Satreskrim Polresta Banyuwangi Raih Peringkat II Pengungkapan 3C

radiovisfm.com – Upaya memberantas pencurian dengan pemberatan, pencurian dengan kekerasan, dan pencurian kendaraan bermotor (3C) membawa Satreskrim Polresta Banyuwangi meraih peringkat kedua pengungkapan kasus 3C terbanyak tahun 2026 dari Ditreskrimum Polda Jawa Timur.

Penghargaan tersebut diserahkan dalam Rapat Kerja Teknis (Rakernis) Fungsi Reskrim Tahun Anggaran 2026 di Hotel Wyndham Surabaya, Rabu (9/9/2026).

Rakernis mengusung tema “Optimalisasi Pelayanan Fungsi Reskrim yang Berdampak kepada Masyarakat guna Mewujudkan Penegakan Hukum yang Responsif.” Tema tersebut menekankan pentingnya pelayanan penyidikan yang profesional dan mampu memberikan dampak nyata bagi keamanan serta keadilan masyarakat.

Capaian tersebut merupakan hasil kerja Satreskrim Polresta Banyuwangi yang dipimpin Kasatreskrim Kompol Lanang Teguh Prambudi, S.I.K., dalam menangani kejahatan konvensional yang bersentuhan langsung dengan keamanan masyarakat.

Kapolresta Banyuwangi Kombes Pol Dr.

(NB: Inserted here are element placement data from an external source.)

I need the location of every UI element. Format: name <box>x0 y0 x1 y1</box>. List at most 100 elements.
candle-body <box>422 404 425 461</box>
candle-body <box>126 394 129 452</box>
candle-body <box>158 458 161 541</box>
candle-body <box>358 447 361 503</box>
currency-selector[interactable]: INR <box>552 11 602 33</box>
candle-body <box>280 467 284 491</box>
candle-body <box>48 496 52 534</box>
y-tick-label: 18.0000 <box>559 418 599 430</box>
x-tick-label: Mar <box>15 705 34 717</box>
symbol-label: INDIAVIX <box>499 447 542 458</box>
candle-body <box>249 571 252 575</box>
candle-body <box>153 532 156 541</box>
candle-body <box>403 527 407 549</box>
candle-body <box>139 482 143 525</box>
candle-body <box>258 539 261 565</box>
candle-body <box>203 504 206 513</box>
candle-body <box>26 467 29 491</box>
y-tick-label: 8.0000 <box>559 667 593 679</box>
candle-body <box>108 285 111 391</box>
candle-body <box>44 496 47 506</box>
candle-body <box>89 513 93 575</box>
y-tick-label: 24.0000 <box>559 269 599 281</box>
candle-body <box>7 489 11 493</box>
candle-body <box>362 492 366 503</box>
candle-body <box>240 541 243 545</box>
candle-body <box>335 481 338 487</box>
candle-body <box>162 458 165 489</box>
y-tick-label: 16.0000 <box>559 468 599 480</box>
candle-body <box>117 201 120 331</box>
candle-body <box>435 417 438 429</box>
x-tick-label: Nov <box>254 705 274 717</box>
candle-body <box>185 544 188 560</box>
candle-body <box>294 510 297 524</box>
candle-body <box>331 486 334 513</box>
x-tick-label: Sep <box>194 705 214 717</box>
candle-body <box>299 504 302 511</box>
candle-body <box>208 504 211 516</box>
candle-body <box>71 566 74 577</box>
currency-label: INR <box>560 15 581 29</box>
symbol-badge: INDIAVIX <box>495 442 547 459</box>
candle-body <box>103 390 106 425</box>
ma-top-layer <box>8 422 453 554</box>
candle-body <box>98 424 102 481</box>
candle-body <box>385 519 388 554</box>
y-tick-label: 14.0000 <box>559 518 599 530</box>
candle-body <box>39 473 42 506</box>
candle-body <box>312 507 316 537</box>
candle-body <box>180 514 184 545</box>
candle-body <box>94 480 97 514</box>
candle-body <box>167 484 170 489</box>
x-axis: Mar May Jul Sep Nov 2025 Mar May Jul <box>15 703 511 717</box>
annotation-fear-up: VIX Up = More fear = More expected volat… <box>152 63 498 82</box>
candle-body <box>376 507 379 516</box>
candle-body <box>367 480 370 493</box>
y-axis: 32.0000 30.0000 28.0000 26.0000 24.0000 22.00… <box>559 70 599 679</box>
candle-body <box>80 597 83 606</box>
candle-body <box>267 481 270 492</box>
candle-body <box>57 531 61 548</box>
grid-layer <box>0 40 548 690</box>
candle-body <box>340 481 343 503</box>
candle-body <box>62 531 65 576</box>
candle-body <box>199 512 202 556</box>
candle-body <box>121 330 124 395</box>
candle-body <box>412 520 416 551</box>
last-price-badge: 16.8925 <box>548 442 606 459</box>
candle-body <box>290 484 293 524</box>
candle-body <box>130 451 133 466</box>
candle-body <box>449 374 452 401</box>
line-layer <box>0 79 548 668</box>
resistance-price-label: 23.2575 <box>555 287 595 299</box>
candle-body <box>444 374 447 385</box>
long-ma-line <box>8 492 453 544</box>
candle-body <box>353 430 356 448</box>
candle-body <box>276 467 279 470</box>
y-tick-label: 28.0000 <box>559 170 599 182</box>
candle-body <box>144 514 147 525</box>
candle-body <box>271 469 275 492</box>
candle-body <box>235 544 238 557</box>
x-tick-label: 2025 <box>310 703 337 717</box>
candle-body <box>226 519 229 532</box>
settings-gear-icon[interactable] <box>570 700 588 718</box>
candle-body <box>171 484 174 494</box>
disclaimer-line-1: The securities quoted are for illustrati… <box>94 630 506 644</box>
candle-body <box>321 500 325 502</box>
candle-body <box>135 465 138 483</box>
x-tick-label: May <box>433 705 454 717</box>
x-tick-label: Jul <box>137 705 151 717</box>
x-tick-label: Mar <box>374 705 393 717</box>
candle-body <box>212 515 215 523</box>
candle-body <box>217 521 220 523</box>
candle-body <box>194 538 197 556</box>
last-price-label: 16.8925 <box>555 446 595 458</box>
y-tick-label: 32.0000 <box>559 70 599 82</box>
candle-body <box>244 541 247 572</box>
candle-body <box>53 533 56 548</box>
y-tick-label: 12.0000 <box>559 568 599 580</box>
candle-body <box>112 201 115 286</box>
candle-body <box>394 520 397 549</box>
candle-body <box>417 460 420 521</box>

Rofiq Ripto Himawan, S.I.K., S.H., M.H., menegaskan bahwa penghargaan tersebut bukan sekadar pencapaian kelembagaan, tetapi harus tercermin dalam meningkatnya rasa aman di tengah masyarakat.

“Penghargaan ini bukan tujuan akhir. Ukuran keberhasilan yang sesungguhnya adalah ketika masyarakat merasa terlindungi, perkara ditangani secara profesional, dan pelaku kejahatan tidak memiliki ruang untuk beraksi,” tegas Kapolresta Banyuwangi.

Kapolresta Banyuwangi juga mengapresiasi kerja seluruh personel Satreskrim serta dukungan masyarakat yang memberikan informasi dalam proses pengungkapan berbagai tindak pidana.

“Capaian ini harus menjadi pemacu untuk bekerja lebih cepat, responsif, dan berkeadilan. Kepercayaan masyarakat wajib dijawab melalui penegakan hukum yang nyata dan dapat dipertanggungjawabkan,” ujarnya.

Prestasi tersebut menjadi motivasi bagi Polresta Banyuwangi untuk memperkuat pencegahan dan pengungkapan kejahatan 3C serta meningkatkan kualitas pelayanan penegakan hukum yang berorientasi pada keamanan dan kepentingan masyarakat.